Most Christmas markets in Germany are generally the same. They’ve got the typical favorites such as Bratwurst, Glühwein, Stollen, Feuerzangenbowle, sweets, and (of course) more. They also look similar and sell more or less the same thing. Yet, I’ve found that there are distinctions as well, and if you can discover these differences, it just makes your time at the Christmas market that much more special and exciting. Here are a some unique things about the Leipzig Christmas market, that will most assuredly leave you feeling full and in good spirits.
Instead of going for Bratwurst, head to the Mutzbraten stand at the Leipzig Christmas Market. Mutzbraten is a regional meat that comes from the nearby village, Schmölln. It’s roasted on an open flame and is typically served with sauerkraut and potatoes. Oh, and by the way, it’s delicious!
Kräppelchen originated close to Leipzig and is a tasty treat you can snack on while you are walking around the Christmas market. I think that it tastes the best when it’s warm and had just been made, so the faster you eat it, the better.
These Leipzig Waffles are a specific style of waffles that can only be found around Leipzig. They have been traditional sweets at the Leipzig Christmas Market for many years now and should be tried by anyone who has a sweet-tooth. These waffle-sandwiches can be eaten with a few different fillings such as vanilla creme, nougat, or apple sauce. If you want to try the original Leipzig Waffle, stick with the vanilla creme filling.

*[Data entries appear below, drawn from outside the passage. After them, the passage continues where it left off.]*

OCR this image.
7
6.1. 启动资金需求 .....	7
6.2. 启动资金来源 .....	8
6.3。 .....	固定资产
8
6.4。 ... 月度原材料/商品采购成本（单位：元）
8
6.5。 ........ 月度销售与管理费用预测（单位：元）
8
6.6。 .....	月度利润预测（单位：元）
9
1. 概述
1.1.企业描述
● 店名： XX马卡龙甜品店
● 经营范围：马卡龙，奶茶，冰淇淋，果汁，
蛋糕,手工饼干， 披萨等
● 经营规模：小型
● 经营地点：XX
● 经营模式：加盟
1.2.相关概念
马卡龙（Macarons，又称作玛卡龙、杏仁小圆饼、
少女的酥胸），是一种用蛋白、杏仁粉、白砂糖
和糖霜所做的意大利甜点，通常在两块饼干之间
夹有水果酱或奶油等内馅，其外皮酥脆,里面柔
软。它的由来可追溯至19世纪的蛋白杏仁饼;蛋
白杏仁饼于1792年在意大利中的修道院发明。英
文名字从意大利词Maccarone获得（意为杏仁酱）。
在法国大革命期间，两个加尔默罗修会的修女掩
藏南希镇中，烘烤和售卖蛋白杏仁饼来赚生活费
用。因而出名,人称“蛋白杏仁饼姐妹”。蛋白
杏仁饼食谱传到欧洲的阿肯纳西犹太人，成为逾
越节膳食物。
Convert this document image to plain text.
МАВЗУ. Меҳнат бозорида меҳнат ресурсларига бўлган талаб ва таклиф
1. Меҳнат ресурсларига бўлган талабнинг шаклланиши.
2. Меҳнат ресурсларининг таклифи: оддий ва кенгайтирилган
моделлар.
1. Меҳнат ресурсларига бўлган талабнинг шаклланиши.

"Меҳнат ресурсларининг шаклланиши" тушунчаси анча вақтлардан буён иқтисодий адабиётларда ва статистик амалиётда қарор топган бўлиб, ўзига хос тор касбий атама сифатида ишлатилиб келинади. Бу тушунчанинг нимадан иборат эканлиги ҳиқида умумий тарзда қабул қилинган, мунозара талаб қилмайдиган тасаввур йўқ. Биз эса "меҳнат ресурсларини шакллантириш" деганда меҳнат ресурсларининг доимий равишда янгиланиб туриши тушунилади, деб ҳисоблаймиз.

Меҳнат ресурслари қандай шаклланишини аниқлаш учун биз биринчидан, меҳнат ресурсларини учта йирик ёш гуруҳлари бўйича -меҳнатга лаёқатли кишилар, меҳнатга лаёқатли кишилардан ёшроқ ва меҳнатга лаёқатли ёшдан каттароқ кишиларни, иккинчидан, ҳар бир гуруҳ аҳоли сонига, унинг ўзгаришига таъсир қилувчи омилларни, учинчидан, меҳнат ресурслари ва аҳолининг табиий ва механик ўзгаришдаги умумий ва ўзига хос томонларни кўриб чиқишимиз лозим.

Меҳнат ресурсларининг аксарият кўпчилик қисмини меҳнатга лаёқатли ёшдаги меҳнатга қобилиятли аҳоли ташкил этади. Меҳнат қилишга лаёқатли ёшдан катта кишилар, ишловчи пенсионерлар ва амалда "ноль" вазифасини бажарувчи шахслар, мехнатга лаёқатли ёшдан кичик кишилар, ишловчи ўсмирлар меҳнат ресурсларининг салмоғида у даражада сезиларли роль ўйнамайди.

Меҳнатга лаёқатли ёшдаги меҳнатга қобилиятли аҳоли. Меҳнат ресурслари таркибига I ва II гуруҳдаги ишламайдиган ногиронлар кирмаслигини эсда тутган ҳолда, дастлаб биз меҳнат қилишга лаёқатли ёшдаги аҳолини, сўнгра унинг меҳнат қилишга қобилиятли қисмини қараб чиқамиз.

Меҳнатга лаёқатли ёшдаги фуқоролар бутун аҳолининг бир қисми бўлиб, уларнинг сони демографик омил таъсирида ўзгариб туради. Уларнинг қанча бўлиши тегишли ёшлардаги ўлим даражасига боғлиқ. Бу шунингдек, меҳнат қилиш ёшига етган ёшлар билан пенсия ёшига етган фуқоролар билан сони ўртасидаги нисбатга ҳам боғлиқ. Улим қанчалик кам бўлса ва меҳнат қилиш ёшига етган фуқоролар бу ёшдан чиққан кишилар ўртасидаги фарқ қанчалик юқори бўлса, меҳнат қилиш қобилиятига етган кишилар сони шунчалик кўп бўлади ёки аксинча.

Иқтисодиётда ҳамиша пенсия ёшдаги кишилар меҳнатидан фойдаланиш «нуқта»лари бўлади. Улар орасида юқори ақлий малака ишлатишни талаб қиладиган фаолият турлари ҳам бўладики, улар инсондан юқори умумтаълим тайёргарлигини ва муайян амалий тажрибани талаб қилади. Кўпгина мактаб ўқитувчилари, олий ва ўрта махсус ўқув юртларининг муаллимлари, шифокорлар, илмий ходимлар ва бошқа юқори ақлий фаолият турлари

After munching down on way too many sweets at the Leipzig Christmas Market, the place to be is Rudolph’s (Schlitten) Bar. It’s only open during the Christmas season, and it’s where the locals love to go and party. The atmosphere feels cozy and personal, and it’s a place where you can dance away to not only to some of those top 40 hits, but to traditional German Schlager as well.
The Finnish Village
The Leipzig Christmas market is not only for German specialities. In Augustusplatz, there’s also a Finnish Village where you can drink the Scandinavian mulled wine Glögi, eat reindeer meat and smoked salmon, and buy a bunch of Finnish sweets.
Glühwein is everywhere in Germany, so why not drink something different? Obstland is a Sachsen-based company that sells a variety of fruit punches at the Leipzig Christmas market. From apple and pear punch, to cherry, raspberry, plum, and more, you’ll certainly find a drink that you’ll like.
The Medieval Christmas Market
If you are looking to transport yourself back in time while having some of the Christmas Market’s best food, then the Medieval Christmas Market is a pit stop you will want to make. It’s located in the square by the Alte Börse, and is filled with medieval looking stands that serve tasty treats, sausages, mead, and a whole lot more.